Effective Decision Management Rule Engine implementations require a higher degree of organizational orchestration and coordination than typical systems implementations

He believes there are ways to:

  • Quantify and characterize the complexity
  • Manage existing rules implementations
  • Plan for new rule implementations

Chris made some interesting assumptions, all of which seem reasonable:

  1. Business rules architecture is one part business architecture and one part IT architecture. Being embraced by business and IT is critical
  2. Focus on enterprise decision management – not just “niche” rules implementations but use of business rules to manage core decisions
  3. Rules technology is well applied for marketing, financial services but not ubiquitous e.g. in account or asset management
  4. Integration is required and SOA worth while.

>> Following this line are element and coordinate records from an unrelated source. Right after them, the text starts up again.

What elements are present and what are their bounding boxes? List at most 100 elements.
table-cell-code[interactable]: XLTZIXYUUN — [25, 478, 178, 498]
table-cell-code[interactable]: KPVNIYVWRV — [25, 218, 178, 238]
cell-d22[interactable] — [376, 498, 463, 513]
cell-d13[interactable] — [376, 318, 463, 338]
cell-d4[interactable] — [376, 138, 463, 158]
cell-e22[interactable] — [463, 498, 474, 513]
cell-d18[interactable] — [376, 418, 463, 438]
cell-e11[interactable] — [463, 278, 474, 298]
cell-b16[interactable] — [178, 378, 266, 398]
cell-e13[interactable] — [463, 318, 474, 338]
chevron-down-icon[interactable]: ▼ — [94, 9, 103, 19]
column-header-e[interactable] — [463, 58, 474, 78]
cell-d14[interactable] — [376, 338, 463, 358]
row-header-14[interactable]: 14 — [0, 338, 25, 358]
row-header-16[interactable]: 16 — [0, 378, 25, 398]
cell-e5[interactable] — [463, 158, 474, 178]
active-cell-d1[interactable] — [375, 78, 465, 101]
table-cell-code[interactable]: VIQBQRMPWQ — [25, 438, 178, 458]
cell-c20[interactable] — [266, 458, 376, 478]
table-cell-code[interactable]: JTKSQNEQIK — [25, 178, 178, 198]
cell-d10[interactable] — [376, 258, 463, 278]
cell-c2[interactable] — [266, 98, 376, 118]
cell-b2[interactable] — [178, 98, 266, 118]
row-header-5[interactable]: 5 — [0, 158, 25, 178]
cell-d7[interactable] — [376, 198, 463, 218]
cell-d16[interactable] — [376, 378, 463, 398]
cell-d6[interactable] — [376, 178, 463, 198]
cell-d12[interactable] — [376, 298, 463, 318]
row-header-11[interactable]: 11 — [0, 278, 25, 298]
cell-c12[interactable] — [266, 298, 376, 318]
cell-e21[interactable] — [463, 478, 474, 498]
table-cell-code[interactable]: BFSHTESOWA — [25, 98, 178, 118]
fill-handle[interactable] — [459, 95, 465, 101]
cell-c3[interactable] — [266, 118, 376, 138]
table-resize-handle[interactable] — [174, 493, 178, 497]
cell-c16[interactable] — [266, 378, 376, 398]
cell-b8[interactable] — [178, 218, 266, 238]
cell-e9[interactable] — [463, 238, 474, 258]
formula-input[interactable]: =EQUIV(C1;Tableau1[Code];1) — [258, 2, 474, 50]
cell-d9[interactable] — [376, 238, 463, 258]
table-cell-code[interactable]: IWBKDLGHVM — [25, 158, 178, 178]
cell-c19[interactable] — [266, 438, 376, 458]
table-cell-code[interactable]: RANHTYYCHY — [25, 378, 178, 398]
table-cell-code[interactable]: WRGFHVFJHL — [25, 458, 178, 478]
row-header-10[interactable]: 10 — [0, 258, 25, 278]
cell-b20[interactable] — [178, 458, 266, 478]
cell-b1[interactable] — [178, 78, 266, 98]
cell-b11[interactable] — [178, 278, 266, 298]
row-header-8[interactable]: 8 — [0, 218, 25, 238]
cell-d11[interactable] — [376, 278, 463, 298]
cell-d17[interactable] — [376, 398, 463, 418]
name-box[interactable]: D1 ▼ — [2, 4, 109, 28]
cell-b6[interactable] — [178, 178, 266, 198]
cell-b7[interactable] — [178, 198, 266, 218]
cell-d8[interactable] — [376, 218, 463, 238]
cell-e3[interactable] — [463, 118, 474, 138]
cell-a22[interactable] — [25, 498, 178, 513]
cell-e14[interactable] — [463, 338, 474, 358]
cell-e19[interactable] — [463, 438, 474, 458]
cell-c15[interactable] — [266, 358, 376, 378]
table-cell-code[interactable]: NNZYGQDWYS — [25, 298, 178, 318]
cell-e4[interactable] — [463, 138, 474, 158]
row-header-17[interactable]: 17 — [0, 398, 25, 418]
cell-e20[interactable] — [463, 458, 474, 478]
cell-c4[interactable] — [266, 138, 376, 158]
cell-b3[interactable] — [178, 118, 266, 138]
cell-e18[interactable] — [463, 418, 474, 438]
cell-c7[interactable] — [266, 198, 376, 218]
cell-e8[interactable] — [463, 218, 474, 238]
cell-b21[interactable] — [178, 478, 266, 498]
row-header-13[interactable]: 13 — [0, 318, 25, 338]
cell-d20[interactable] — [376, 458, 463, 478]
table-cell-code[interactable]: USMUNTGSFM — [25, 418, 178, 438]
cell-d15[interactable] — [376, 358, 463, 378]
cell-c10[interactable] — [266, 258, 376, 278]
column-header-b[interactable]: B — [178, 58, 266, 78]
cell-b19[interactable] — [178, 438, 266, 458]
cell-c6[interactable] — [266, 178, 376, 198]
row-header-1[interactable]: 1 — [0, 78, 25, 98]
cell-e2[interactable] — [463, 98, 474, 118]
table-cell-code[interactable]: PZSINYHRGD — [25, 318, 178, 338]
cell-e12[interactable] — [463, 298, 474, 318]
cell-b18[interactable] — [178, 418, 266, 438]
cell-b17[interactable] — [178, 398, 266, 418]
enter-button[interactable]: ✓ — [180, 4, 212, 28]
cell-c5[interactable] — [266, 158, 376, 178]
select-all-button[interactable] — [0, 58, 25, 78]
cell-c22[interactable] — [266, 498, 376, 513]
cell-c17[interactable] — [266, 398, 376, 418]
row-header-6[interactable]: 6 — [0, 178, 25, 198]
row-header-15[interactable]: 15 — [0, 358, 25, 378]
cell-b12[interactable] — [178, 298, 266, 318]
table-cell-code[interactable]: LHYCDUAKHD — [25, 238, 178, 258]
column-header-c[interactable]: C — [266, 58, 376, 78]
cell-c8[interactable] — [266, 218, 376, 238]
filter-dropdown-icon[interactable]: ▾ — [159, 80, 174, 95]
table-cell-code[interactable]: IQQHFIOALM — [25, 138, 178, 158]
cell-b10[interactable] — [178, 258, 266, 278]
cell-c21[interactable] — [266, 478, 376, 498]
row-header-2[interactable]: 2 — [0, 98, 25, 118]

Chris presented a general framework for decision engines that included data translation, messaging, objects that can be used by rules, rule services themselves, workflow and UI, model and rule development, all built on a rule repository and integrated test and development environment. His point was that this complexity is inherent and unavoidable and a “quick and easy” demo is not reasonable. He then developed a set of scores to see how ready a project or organization would be for this kind of, potentially quite complex, project. These scores came in different areas:

  • Governance
    The existence of a coherent Project Management Office, requirements traceability, BPM and compliance all contribute to a governance score. One of the core reasons for a rules project is to support change and this requires management and alignment.
  • User Interface
    An ability to integrate the user interface of the various elements makes rules adoption easier.
  • IT infrastructure
    Need the IT organization engaged because multiple systems provide data and must be integration. SOA can really help here but scoring this makes it clear how hard it is going to be.
  • Authoring
    Different people with different skills, and cross-over skills, must be available
  • Data and Analytics
    Lack of a decision sciences organization and data integration/federation are big potential barriers.
  • Testing
    An ability to rapidly and effectively test rules with an integrated suite of tools is critical for large scale rules implementation. Chris identified strategy, rules, integration, live production and champion/challenger testing as the 5 layers needed.

I will see if I can get Chris to give me a copy of the spreadsheet to post here.BTW Chris is a member of SABAP – the Strategic Alliance of Blaze Advisor Professionals, a neat organization focused on professional qualifications for rules and Blaze Advisor.